Apesar da ordem do rei, nenhum dos homens se moveu.
— ORA ESTÃO SURDOS POR ACASO OU NÃO TEMEM POR SUAS VIDAS? O MATEM AGORA MESMO OU VOCÊS MESMOS IRÃO MORRER.
Porém, ninguém fez um movimento sequer. Wolfus volta a cair na gargalhada e o rei se enfurece ainda mais. Seu rosto estava vermelho como um tomate de feira.
— Você ainda não entendeu mesmo, não é? — disse Wolfus. — Eles não irão o obedecer porque seus dias de reino e vida estão contados.
— ENTÃO É VERDADE QUE TRAMAVA PELAS MINHAS COSTAS NÃO É CANALHA!?

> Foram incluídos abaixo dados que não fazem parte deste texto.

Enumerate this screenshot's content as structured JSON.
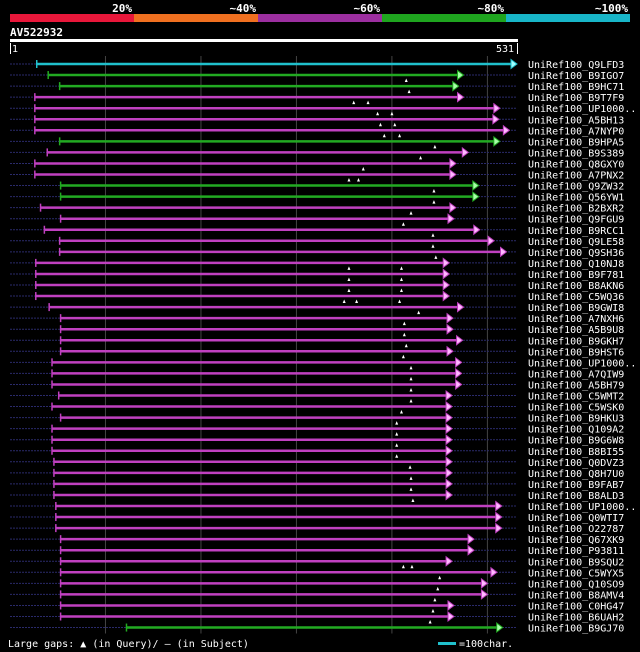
{
  "chart_data": {
    "type": "alignment-overview",
    "query_id": "AV522932",
    "query_start_label": "1",
    "query_end_label": "531",
    "query_length": 531,
    "identity_legend": [
      {
        "label": "20%",
        "color": "#e8173a"
      },
      {
        "label": "~40%",
        "color": "#f07020"
      },
      {
        "label": "~60%",
        "color": "#9c2fa0"
      },
      {
        "label": "~80%",
        "color": "#1fa51f"
      },
      {
        "label": "~100%",
        "color": "#18b5c8"
      }
    ],
    "colors": {
      "pink": "#c040c0",
      "green": "#22aa22",
      "cyan": "#20c0cc",
      "arrow_fill": "#ffb8ff",
      "arrow_fill_green": "#a8ffa8",
      "arrow_fill_cyan": "#a0ffff",
      "dotted": "#2a2a6a",
      "grid": "#444444"
    },
    "grid_positions": [
      100,
      200,
      300,
      400,
      500
    ],
    "hits": [
      {
        "name": "UniRef100_Q9LFD3",
        "color": "cyan",
        "start": 28,
        "end": 531,
        "gaps": []
      },
      {
        "name": "UniRef100_B9IGO7",
        "color": "green",
        "start": 40,
        "end": 475,
        "gaps": [
          415
        ]
      },
      {
        "name": "UniRef100_B9HC71",
        "color": "green",
        "start": 52,
        "end": 470,
        "gaps": [
          418
        ]
      },
      {
        "name": "UniRef100_B9T7F9",
        "color": "pink",
        "start": 26,
        "end": 475,
        "gaps": [
          360,
          375
        ]
      },
      {
        "name": "UniRef100_UP1000..",
        "color": "pink",
        "start": 26,
        "end": 513,
        "gaps": [
          385,
          400
        ]
      },
      {
        "name": "UniRef100_A5BH13",
        "color": "pink",
        "start": 26,
        "end": 512,
        "gaps": [
          388,
          403
        ]
      },
      {
        "name": "UniRef100_A7NYP0",
        "color": "pink",
        "start": 26,
        "end": 523,
        "gaps": [
          392,
          408
        ]
      },
      {
        "name": "UniRef100_B9HPA5",
        "color": "green",
        "start": 52,
        "end": 513,
        "gaps": [
          445
        ]
      },
      {
        "name": "UniRef100_B9S389",
        "color": "pink",
        "start": 39,
        "end": 480,
        "gaps": [
          430
        ]
      },
      {
        "name": "UniRef100_Q8GXY0",
        "color": "pink",
        "start": 26,
        "end": 467,
        "gaps": [
          370
        ]
      },
      {
        "name": "UniRef100_A7PNX2",
        "color": "pink",
        "start": 26,
        "end": 467,
        "gaps": [
          355,
          365
        ]
      },
      {
        "name": "UniRef100_Q9ZW32",
        "color": "green",
        "start": 53,
        "end": 491,
        "gaps": [
          444
        ]
      },
      {
        "name": "UniRef100_Q56YW1",
        "color": "green",
        "start": 53,
        "end": 491,
        "gaps": [
          444
        ]
      },
      {
        "name": "UniRef100_B2BXR2",
        "color": "pink",
        "start": 32,
        "end": 467,
        "gaps": [
          420
        ]
      },
      {
        "name": "UniRef100_Q9FGU9",
        "color": "pink",
        "start": 53,
        "end": 465,
        "gaps": [
          412
        ]
      },
      {
        "name": "UniRef100_B9RCC1",
        "color": "pink",
        "start": 36,
        "end": 492,
        "gaps": [
          443
        ]
      },
      {
        "name": "UniRef100_Q9LE58",
        "color": "pink",
        "start": 52,
        "end": 507,
        "gaps": [
          443
        ]
      },
      {
        "name": "UniRef100_Q9SH36",
        "color": "pink",
        "start": 52,
        "end": 520,
        "gaps": [
          446
        ]
      },
      {
        "name": "UniRef100_Q10NJ8",
        "color": "pink",
        "start": 27,
        "end": 460,
        "gaps": [
          355,
          410
        ]
      },
      {
        "name": "UniRef100_B9F781",
        "color": "pink",
        "start": 27,
        "end": 460,
        "gaps": [
          355,
          410
        ]
      },
      {
        "name": "UniRef100_B8AKN6",
        "color": "pink",
        "start": 27,
        "end": 460,
        "gaps": [
          355,
          410
        ]
      },
      {
        "name": "UniRef100_C5WQ36",
        "color": "pink",
        "start": 27,
        "end": 460,
        "gaps": [
          350,
          363,
          408
        ]
      },
      {
        "name": "UniRef100_B9GWI8",
        "color": "pink",
        "start": 41,
        "end": 475,
        "gaps": [
          428
        ]
      },
      {
        "name": "UniRef100_A7NXH6",
        "color": "pink",
        "start": 53,
        "end": 464,
        "gaps": [
          413
        ]
      },
      {
        "name": "UniRef100_A5B9U8",
        "color": "pink",
        "start": 53,
        "end": 464,
        "gaps": [
          413
        ]
      },
      {
        "name": "UniRef100_B9GKH7",
        "color": "pink",
        "start": 53,
        "end": 474,
        "gaps": [
          415
        ]
      },
      {
        "name": "UniRef100_B9HST6",
        "color": "pink",
        "start": 53,
        "end": 464,
        "gaps": [
          412
        ]
      },
      {
        "name": "UniRef100_UP1000..",
        "color": "pink",
        "start": 44,
        "end": 473,
        "gaps": [
          420
        ]
      },
      {
        "name": "UniRef100_A7QIW9",
        "color": "pink",
        "start": 44,
        "end": 473,
        "gaps": [
          420
        ]
      },
      {
        "name": "UniRef100_A5BH79",
        "color": "pink",
        "start": 44,
        "end": 473,
        "gaps": [
          420
        ]
      },
      {
        "name": "UniRef100_C5WMT2",
        "color": "pink",
        "start": 51,
        "end": 463,
        "gaps": [
          420
        ]
      },
      {
        "name": "UniRef100_C5WSK0",
        "color": "pink",
        "start": 44,
        "end": 463,
        "gaps": [
          410
        ]
      },
      {
        "name": "UniRef100_B9HKU3",
        "color": "pink",
        "start": 53,
        "end": 463,
        "gaps": [
          405
        ]
      },
      {
        "name": "UniRef100_Q109A2",
        "color": "pink",
        "start": 44,
        "end": 463,
        "gaps": [
          405
        ]
      },
      {
        "name": "UniRef100_B9G6W8",
        "color": "pink",
        "start": 44,
        "end": 463,
        "gaps": [
          405
        ]
      },
      {
        "name": "UniRef100_B8BI55",
        "color": "pink",
        "start": 44,
        "end": 463,
        "gaps": [
          405
        ]
      },
      {
        "name": "UniRef100_Q0DVZ3",
        "color": "pink",
        "start": 46,
        "end": 463,
        "gaps": [
          419
        ]
      },
      {
        "name": "UniRef100_Q8H7U0",
        "color": "pink",
        "start": 46,
        "end": 463,
        "gaps": [
          420
        ]
      },
      {
        "name": "UniRef100_B9FAB7",
        "color": "pink",
        "start": 46,
        "end": 463,
        "gaps": [
          420
        ]
      },
      {
        "name": "UniRef100_B8ALD3",
        "color": "pink",
        "start": 46,
        "end": 463,
        "gaps": [
          422
        ]
      },
      {
        "name": "UniRef100_UP1000..",
        "color": "pink",
        "start": 48,
        "end": 515,
        "gaps": []
      },
      {
        "name": "UniRef100_Q0WTI7",
        "color": "pink",
        "start": 48,
        "end": 515,
        "gaps": []
      },
      {
        "name": "UniRef100_O22787",
        "color": "pink",
        "start": 48,
        "end": 515,
        "gaps": []
      },
      {
        "name": "UniRef100_Q67XK9",
        "color": "pink",
        "start": 53,
        "end": 486,
        "gaps": []
      },
      {
        "name": "UniRef100_P93811",
        "color": "pink",
        "start": 53,
        "end": 486,
        "gaps": []
      },
      {
        "name": "UniRef100_B9SQU2",
        "color": "pink",
        "start": 53,
        "end": 463,
        "gaps": [
          412,
          421
        ]
      },
      {
        "name": "UniRef100_C5WYX5",
        "color": "pink",
        "start": 53,
        "end": 510,
        "gaps": [
          450
        ]
      },
      {
        "name": "UniRef100_Q10SO9",
        "color": "pink",
        "start": 53,
        "end": 500,
        "gaps": [
          448
        ]
      },
      {
        "name": "UniRef100_B8AMV4",
        "color": "pink",
        "start": 53,
        "end": 500,
        "gaps": [
          445
        ]
      },
      {
        "name": "UniRef100_C0HG47",
        "color": "pink",
        "start": 53,
        "end": 465,
        "gaps": [
          443
        ]
      },
      {
        "name": "UniRef100_B6UAH2",
        "color": "pink",
        "start": 53,
        "end": 465,
        "gaps": [
          440
        ]
      },
      {
        "name": "UniRef100_B9GJ70",
        "color": "green",
        "start": 122,
        "end": 516,
        "gaps": []
      }
    ]
  },
  "footer": {
    "gaps_prefix": "Large gaps:",
    "gaps_in_query": "(in Query)/",
    "gaps_dash": "–",
    "gaps_in_subject": "(in Subject)",
    "scale_label": "=100char."
  }
}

Onnofrio assistia tudo a ponto de ter um ataque. Estava certo que morreria ali mesmo.
— Pois é tudo verdade — disse enquanto enrolava uma mecha de cabelo em seus dedos. — Na verdade estávamos planejando isso desde muito tempo, porém, agora que seu amigo contou tudo apenas adiantou a sua inevitável morte. Todos os homens nesse salão estão comprados, e irão obedecer qualquer ordem que sair da minha boca.
O rei levantou do trono.
— Guardas! — Wolfus ordenou.
Os guardas saíram de suas posições e rumaram em direção ao rei, que por sua vez saiu correndo pelo salão até ser capturado por um deles. Um deles o colocou de joelhos no chão enquanto outros dois o seguravam para não se mexer. Wolfus caminhou e parou em frente ao rei.
— Suas últimas palavras?
O rei se remexia, porém as forças dos guardas eram maiores.
— VAI PRO INFERNO!
Wolfus saca a bainha da espada de um dos guardas e acerta o pescoço nu do rei.

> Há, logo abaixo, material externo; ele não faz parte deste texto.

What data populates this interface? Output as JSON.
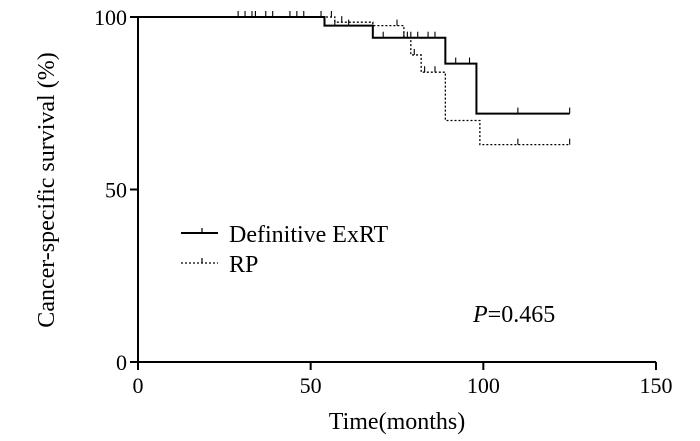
{
  "chart_data": {
    "type": "line",
    "title": "",
    "xlabel": "Time(months)",
    "ylabel": "Cancer-specific survival (%)",
    "xlim": [
      0,
      150
    ],
    "ylim": [
      0,
      100
    ],
    "xticks": [
      0,
      50,
      100,
      150
    ],
    "yticks": [
      0,
      50,
      100
    ],
    "grid": false,
    "legend_position": "middle-left",
    "annotation": {
      "italic": "P",
      "text": "=0.465"
    },
    "series": [
      {
        "name": "Definitive ExRT",
        "style": "solid",
        "color": "#000000",
        "x": [
          0,
          54,
          68,
          89,
          98,
          125
        ],
        "y": [
          100,
          97.5,
          94,
          86.5,
          72,
          72
        ],
        "censor_x": [
          29,
          31,
          33,
          37,
          39,
          44,
          46,
          48,
          53,
          57,
          61,
          71,
          77,
          79,
          81,
          84,
          86,
          92,
          96,
          110,
          125
        ]
      },
      {
        "name": "RP",
        "style": "dotted",
        "color": "#000000",
        "x": [
          0,
          57,
          68,
          77,
          79,
          82,
          89,
          99,
          125
        ],
        "y": [
          100,
          98.5,
          97.5,
          94,
          89,
          84,
          70,
          63,
          63
        ],
        "censor_x": [
          34,
          56,
          59,
          75,
          78,
          80,
          83,
          86,
          110,
          125
        ]
      }
    ]
  }
}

A espada repousou sem nenhuma dificuldade e, após três fincadas, a cabeça do rei saiu rolando pelo salão. O lugar onde Thomas estava era apenas uma erupção de sangue vazando de um corpo, agora sem cabeça.

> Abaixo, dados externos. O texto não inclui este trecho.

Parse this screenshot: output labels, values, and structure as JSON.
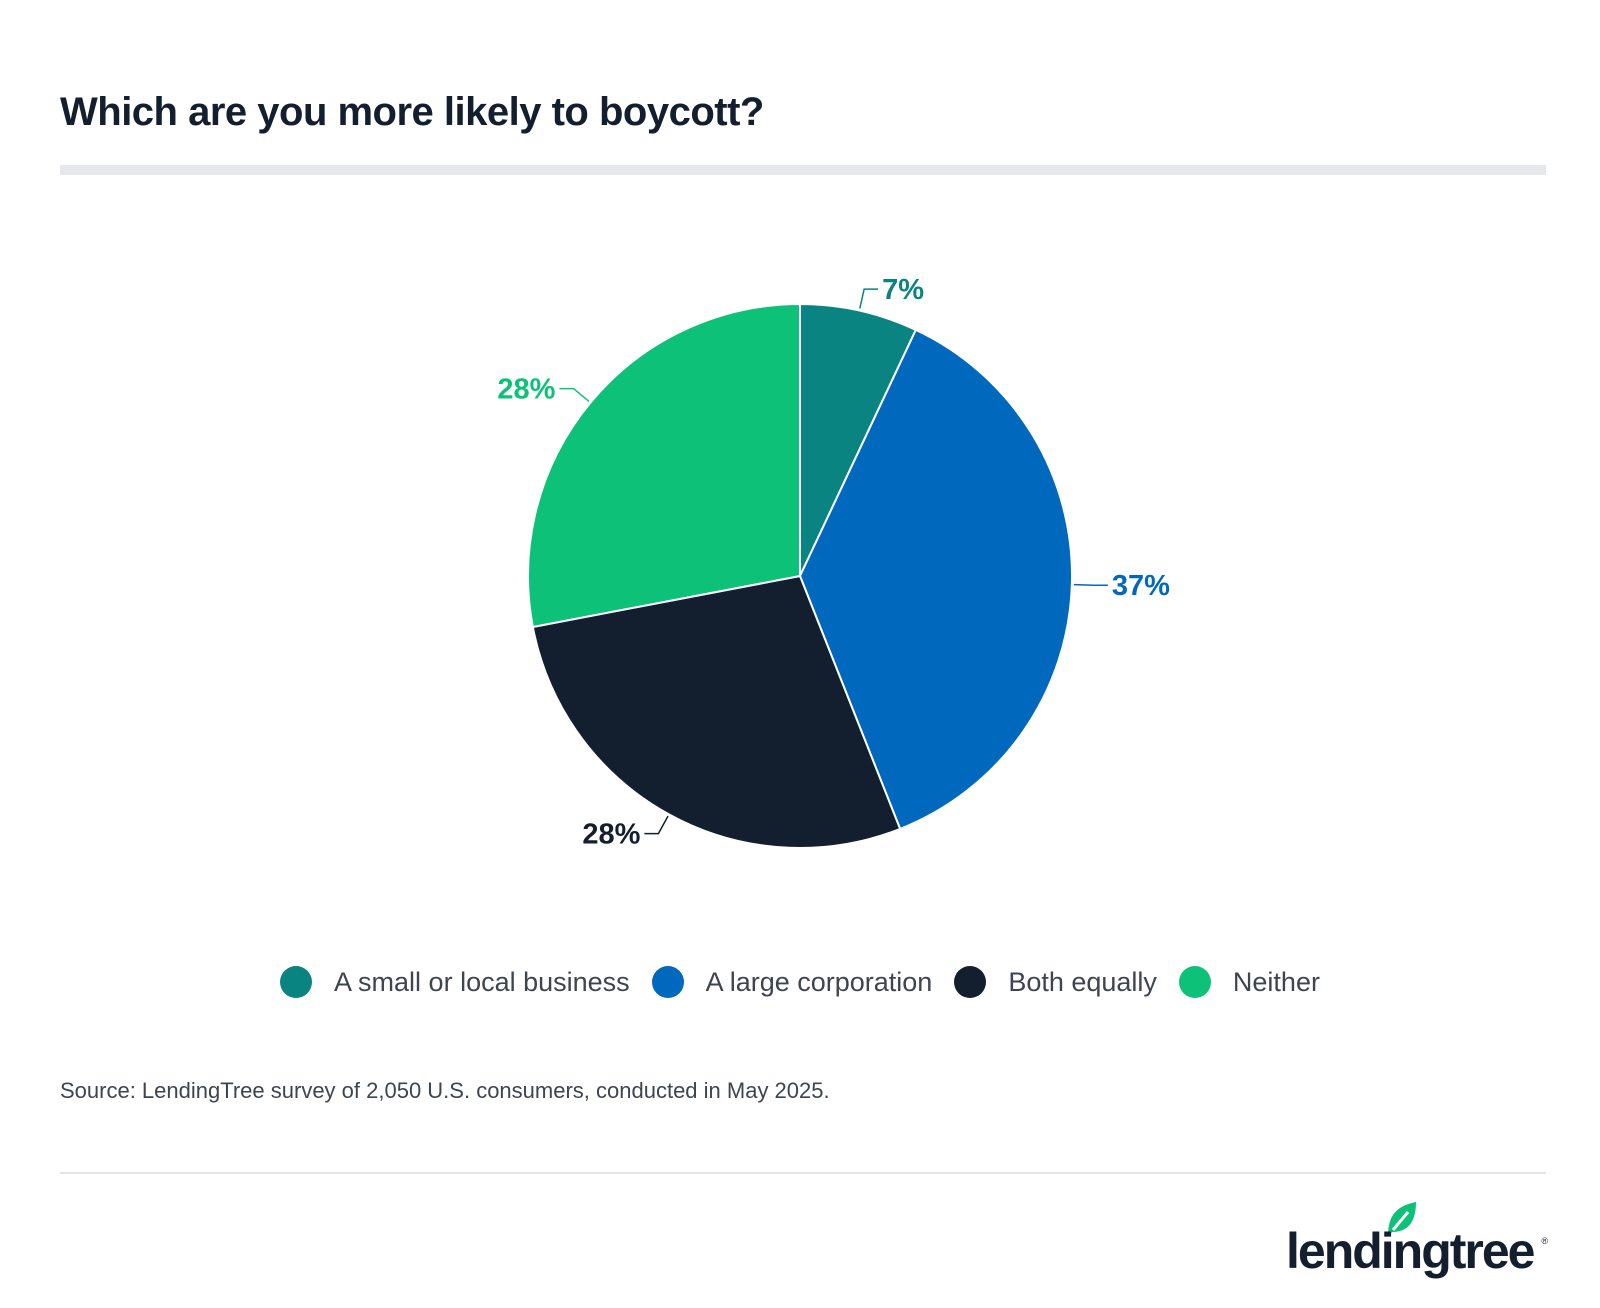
{
  "title": "Which are you more likely to boycott?",
  "chart_data": {
    "type": "pie",
    "slices": [
      {
        "name": "A small or local business",
        "value": 7,
        "label": "7%",
        "color": "#0a8480"
      },
      {
        "name": "A large corporation",
        "value": 37,
        "label": "37%",
        "color": "#0068bd"
      },
      {
        "name": "Both equally",
        "value": 28,
        "label": "28%",
        "color": "#131f2e"
      },
      {
        "name": "Neither",
        "value": 28,
        "label": "28%",
        "color": "#0dc278"
      }
    ],
    "legend_position": "bottom"
  },
  "source": "Source: LendingTree survey of 2,050 U.S. consumers, conducted in May 2025.",
  "logo": {
    "text": "lendingtree",
    "leaf_color": "#0dc278"
  }
}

Onnofrio assistia tudo horrorizado. Suas pernas começaram a falhar.
Wolfus olhava o corpo sem cabeça sorrindo e, então, olhou para Onnofrio.
— Agora é sua vez velhote, mas para você eu preparei algo especial.
Wolfus rumou em sua direção. O corpo de Onnofrio tremia dos pés à cabeça. O homem parou em sua frente. Suas vestes começaram a serem rasgadas e de sua pele começavam a brotar emaranhados de pelos. Seu corpo aumentou de tamanho e, o que eram unhas e dedos em suas mãos, se transformaram em patas com garras afiadas que mais pareciam facas. De sua boca saia um hálito infernal junto com uma torrente de saliva.
A fera abocanhou seu braço.
Os dentes penetraram sua pele e Onnofrio guinchou de dor tão fortemente que até se surpreendera com a força, que não acreditava possuir, em sua voz. O monstro arrancou seu membro e então o mastigou. Sangue escorria de sua boca. Sua vista estava embaçada e toda energia restante em seu corpo desaparecera, desabou no chão.
Se espantou por ainda não ter morrido, porém em mais alguns segundos com certeza seu sangue escorreria todo de seu corpo.
A fera então abocanhou sua cabeça.
A partir daquele momento os sete reinos de Arggam mudariam drasticamente.